- IATA: none; ICAO: YWVA;

Summary
- Airport type: Public
- Owner: Central Coast Aero Club
- Operator: Central Coast Council
- Serves: Central Coast
- Location: Warnervale, New South Wales
- Coordinates: 33°14′27″S 151°25′40″E﻿ / ﻿33.24083°S 151.42778°E
- Website: www.ccac.com.au

Map
- YWVA Location in New South Wales

Runways
| Direction | Length |  | Surface |
| m | ft |
| 02/20 | 1,200 | 3,937 | Paved |
- Sources: AIP and Central Coast Aero Club and Central Coast Airport Masterplan

= Warnervale Airport =

Warnervale Airport , also known as Warnervale Aerodrome or Central Coast Airport, is located in Warnervale, a town in New South Wales, Australia. It is operated by Central Coast Council in Wyong, New South Wales. This unlicensed general aviation airport contains one runway designated 02/20 which is 1200 m long and is 25ft AMSL. There have also been many plans over the years to expand Warnervale Airport, the Central Coast Council has adopted the Central Coast Airport Masterplan as of 25 February 2025.

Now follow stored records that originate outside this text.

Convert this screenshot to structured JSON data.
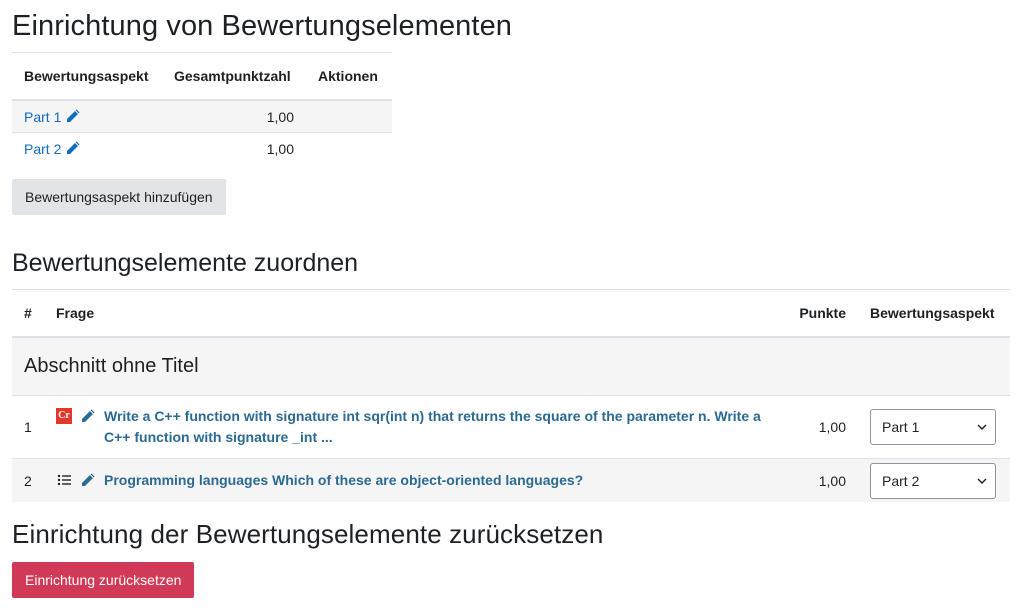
{
  "setup": {
    "title": "Einrichtung von Bewertungselementen",
    "headers": {
      "aspect": "Bewertungsaspekt",
      "total": "Gesamtpunktzahl",
      "actions": "Aktionen"
    },
    "aspects": [
      {
        "name": "Part 1",
        "total": "1,00"
      },
      {
        "name": "Part 2",
        "total": "1,00"
      }
    ],
    "add_button": "Bewertungsaspekt hinzufügen"
  },
  "mapping": {
    "title": "Bewertungselemente zuordnen",
    "headers": {
      "number": "#",
      "question": "Frage",
      "points": "Punkte",
      "aspect": "Bewertungsaspekt"
    },
    "section_title": "Abschnitt ohne Titel",
    "questions": [
      {
        "number": "1",
        "type_icon": "coderunner-icon",
        "type_icon_text": "Cr",
        "text": "Write a C++ function with signature int sqr(int n) that returns the square of the parameter n. Write a C++ function with signature _int ...",
        "points": "1,00",
        "aspect": "Part 1"
      },
      {
        "number": "2",
        "type_icon": "multichoice-list-icon",
        "text": "Programming languages Which of these are object-oriented languages?",
        "points": "1,00",
        "aspect": "Part 2"
      }
    ]
  },
  "reset": {
    "title": "Einrichtung der Bewertungselemente zurücksetzen",
    "button": "Einrichtung zurücksetzen"
  },
  "colors": {
    "link": "#0f6cbf",
    "question_link": "#2b6a93",
    "danger": "#d13a56",
    "secondary": "#e2e5e8",
    "stripe": "#f5f5f5"
  }
}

The airport is about a 1-hour 45 minute drive north of Sydney and around 40 minutes south of Newcastle, 1 km east of the Pacific Motorway. Access is via Jack Grant Avenue (off Sparks Road).

Central Coast Aero Club operates as both a CASA-approved flight training organisation and a not-for-profit aero club out of Warnervale Airport.

==Australian Air League==
Warnervale Aerodrome is the current base of the Australian Air League Toukley Squadron. Parade nights are held weekly.